For all the nail-biting craziness and unprecedented confusion in the national elections this week, one thing is clear: The new faces of American politics increasingly are female.
Around the country, the number of women holding gubernatorial seats now stands at five - the highest ever.
In an age of devolution politics - the shifting of authority from Washington to the states - this means that more women hold the power to influence laws and craft policies closest to the people. And they are in a position to build careers toward the day when women will more logically be considered for inclusion on a presidential ticket.
In the United States Senate, women this week boosted their numbers as well, from nine to as many as a dozen. The new women senators - three if the initial results hold - will have taken office under very unusual circumstances.
For better or for worse, Democrat Hillary Clinton in New York, one of the most polarizing figures in politics today, is mostly known at this point for being first lady to another of this country's historically most polarizing politicians: lame duck President Bill Clinton.
Democrat Maria Cantwell in Washington State, who may have ousted Republican incumbent Slade Gorton (the race was whisker-close at time of writing), built her campaign war chest and point of view the new-fashioned way: By making millions in the land of Microsoft and other high-tech powerhouses and then bankrolling her own election.
And Democrat Jean Carnahan of Missouri looks set to spend at least two years appointed to the Senate seat won by her late husband and former Gov. Mel Carnahan, who was killed in a plane crash last month. While the crash came too late for Democrats to nominate another candidate, voters were told that, should Mr. Carnahan be elected, his wife would be tapped by the governor for a two-year term. She ousts incumbent John Ashcroft (R).
Meanwhile, the number of women state chief executives is expanding as well.

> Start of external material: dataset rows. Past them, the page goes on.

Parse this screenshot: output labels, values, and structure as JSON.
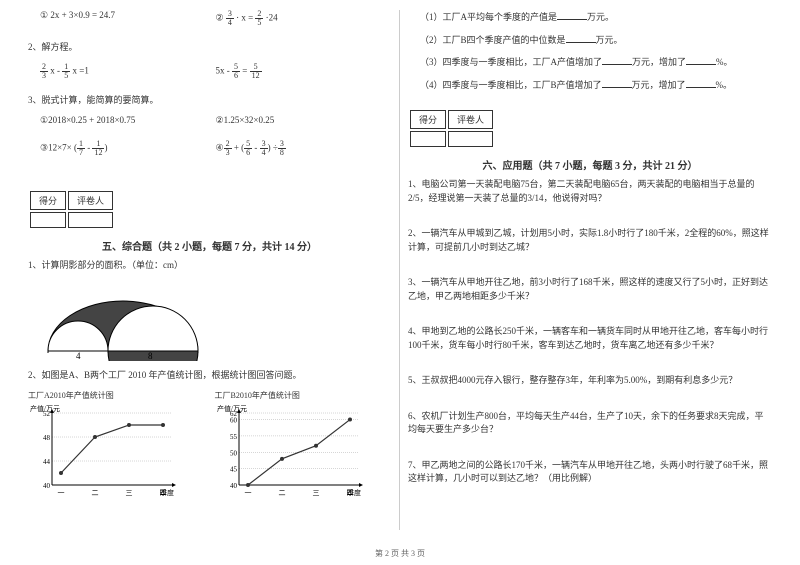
{
  "left": {
    "q1": {
      "a": "① 2x + 3×0.9 = 24.7",
      "b_pre": "②",
      "b_f1": {
        "n": "3",
        "d": "4"
      },
      "b_mid": "· x =",
      "b_f2": {
        "n": "2",
        "d": "5"
      },
      "b_end": "·24"
    },
    "q2": {
      "title": "2、解方程。",
      "a_f1": {
        "n": "2",
        "d": "3"
      },
      "a_mid": " x - ",
      "a_f2": {
        "n": "1",
        "d": "5"
      },
      "a_end": " x =1",
      "b_pre": "5x - ",
      "b_f1": {
        "n": "5",
        "d": "6"
      },
      "b_mid": " = ",
      "b_f2": {
        "n": "5",
        "d": "12"
      }
    },
    "q3": {
      "title": "3、脱式计算，能简算的要简算。",
      "a": "①2018×0.25 + 2018×0.75",
      "b": "②1.25×32×0.25",
      "c_pre": "③12×7× (",
      "c_f1": {
        "n": "1",
        "d": "7"
      },
      "c_mid": " - ",
      "c_f2": {
        "n": "1",
        "d": "12"
      },
      "c_end": ")",
      "d_pre": "④",
      "d_f1": {
        "n": "2",
        "d": "3"
      },
      "d_mid1": " + (",
      "d_f2": {
        "n": "5",
        "d": "6"
      },
      "d_mid2": " - ",
      "d_f3": {
        "n": "3",
        "d": "4"
      },
      "d_mid3": ") ÷",
      "d_f4": {
        "n": "3",
        "d": "8"
      }
    },
    "section5": {
      "title": "五、综合题（共 2 小题，每题 7 分，共计 14 分）",
      "q1": "1、计算阴影部分的面积。（单位：cm）",
      "shape": {
        "labels": [
          "4",
          "8"
        ]
      },
      "q2": "2、如图是A、B两个工厂 2010 年产值统计图，根据统计图回答问题。"
    },
    "charts": {
      "a": {
        "title": "工厂A2010年产值统计图",
        "ylabel": "产值/万元",
        "xlabel": "季度",
        "ylim": [
          40,
          52
        ],
        "ytick_step": 4,
        "yticks": [
          40,
          44,
          48,
          52
        ],
        "xticks": [
          "一",
          "二",
          "三",
          "四"
        ],
        "values": [
          42,
          48,
          50,
          50
        ],
        "line_color": "#333",
        "grid_color": "#999",
        "bg": "#fff"
      },
      "b": {
        "title": "工厂B2010年产值统计图",
        "ylabel": "产值/万元",
        "xlabel": "季度",
        "ylim": [
          40,
          62
        ],
        "ytick_step": 5,
        "yticks": [
          40,
          45,
          50,
          55,
          60,
          62
        ],
        "xticks": [
          "一",
          "二",
          "三",
          "四"
        ],
        "values": [
          40,
          48,
          52,
          60
        ],
        "line_color": "#333",
        "grid_color": "#999",
        "bg": "#fff"
      }
    }
  },
  "right": {
    "sub": {
      "l1_pre": "（1）工厂A平均每个季度的产值是",
      "l1_suf": "万元。",
      "l2_pre": "（2）工厂B四个季度产值的中位数是",
      "l2_suf": "万元。",
      "l3_pre": "（3）四季度与一季度相比，工厂A产值增加了",
      "l3_mid": "万元，增加了",
      "l3_suf": "%。",
      "l4_pre": "（4）四季度与一季度相比，工厂B产值增加了",
      "l4_mid": "万元，增加了",
      "l4_suf": "%。"
    },
    "section6": {
      "title": "六、应用题（共 7 小题，每题 3 分，共计 21 分）"
    },
    "apps": {
      "1": "1、电脑公司第一天装配电脑75台，第二天装配电脑65台，两天装配的电脑相当于总量的2/5，经理说第一天装了总量的3/14，他说得对吗？",
      "2": "2、一辆汽车从甲城到乙城，计划用5小时，实际1.8小时行了180千米，2全程的60%，照这样计算，可提前几小时到达乙城？",
      "3": "3、一辆汽车从甲地开往乙地，前3小时行了168千米，照这样的速度又行了5小时，正好到达乙地，甲乙两地相距多少千米？",
      "4": "4、甲地到乙地的公路长250千米，一辆客车和一辆货车同时从甲地开往乙地，客车每小时行100千米，货车每小时行80千米，客车到达乙地时，货车离乙地还有多少千米？",
      "5": "5、王叔叔把4000元存入银行，整存整存3年，年利率为5.00%，到期有利息多少元？",
      "6": "6、农机厂计划生产800台，平均每天生产44台，生产了10天，余下的任务要求8天完成，平均每天要生产多少台？",
      "7": "7、甲乙两地之间的公路长170千米，一辆汽车从甲地开往乙地，头两小时行驶了68千米，照这样计算，几小时可以到达乙地？（用比例解）"
    }
  },
  "score_labels": {
    "a": "得分",
    "b": "评卷人"
  },
  "footer": "第 2 页 共 3 页"
}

In Delaware, Lt. Gov. Ruth Ann Minner (D) defeated former state lawmaker John Burris. Ms. Minner began her political career in the 1970s as a statehouse receptionist.
Across the country in Montana, Republican Lt. Gov. Judy Martz beat state auditor Mark O'Keefe (D) to replace Gov. Marc Racicot (R), who was barred by term limits from reelection.
In New Hampshire, incumbent Gov. Jean Shaheen (D) fended off former US Sen. Gordon Humphrey (R) in a classic Granite State race focusing on the hot-button issue of whether or not to launch a state income tax.
Together with Republican Jane Hull in Arizona and Christine Whitman in New Jersey (neither of whom were up for reelection), that brings the number of women governors to five.
There are other new faces to be seen in governors' mansions, as well.
North Carolina attorney general Mike Easley (D) beat former Charlotte Mayor Richard Vinroot in a race to replace James Hunt (D), barred by term limits from seeking reelection.
North Dakota banker John Hoeven (R) beat Democrat Heidi Heitkamp, a former Environmental Protection Agency lawyer in her second term as that state's first female attorney general. That had been a close race which might have added another woman to the list of governors except for a health problem Ms. Heitkamp had to deal with during the campaign.
In the only gubernatorial race in which an incumbent was ousted, US Rep. Bob Wise (D) of West Virginia beat Cecil Underwood (R). Mr. Underwood had served twice as governor, the first time more than 40 years ago.
In a very close race in Missouri, state treasurer Bob Holden (D) was declared the winner over US Rep. James Talent (R). Mr. Holden replaces the late Mel Carnahan (D).
In all, 11 governors' seats were contested this week. In addition to the six newcomers who will take office and Governor Shaheen, incumbents Gary Locke (D) in Washington, Mike Leavitt (R) in Utah, Frank O'Bannon (D) of Indiana, and Howard Dean (D) of Vermont all were reelected.
On the 11 governor's races, Democrats picked up one, bringing the total to 19 Democrats, 29 Republicans, and two independents.
Around the country, there are many other new faces to be seen in politics ranging from the relative handful of new members of Congress (and even smaller number of those who ousted incumbents) to state legislators to mayors and city council members.
New mayors were elected in Sacramento and San Diego, Calif. City Councilor Heather Fargo fought a long and expensive race to become mayor of Sacramento. In another close race, Superior Court Judge Dick Murphy (R) takes over as San Diego's mayor.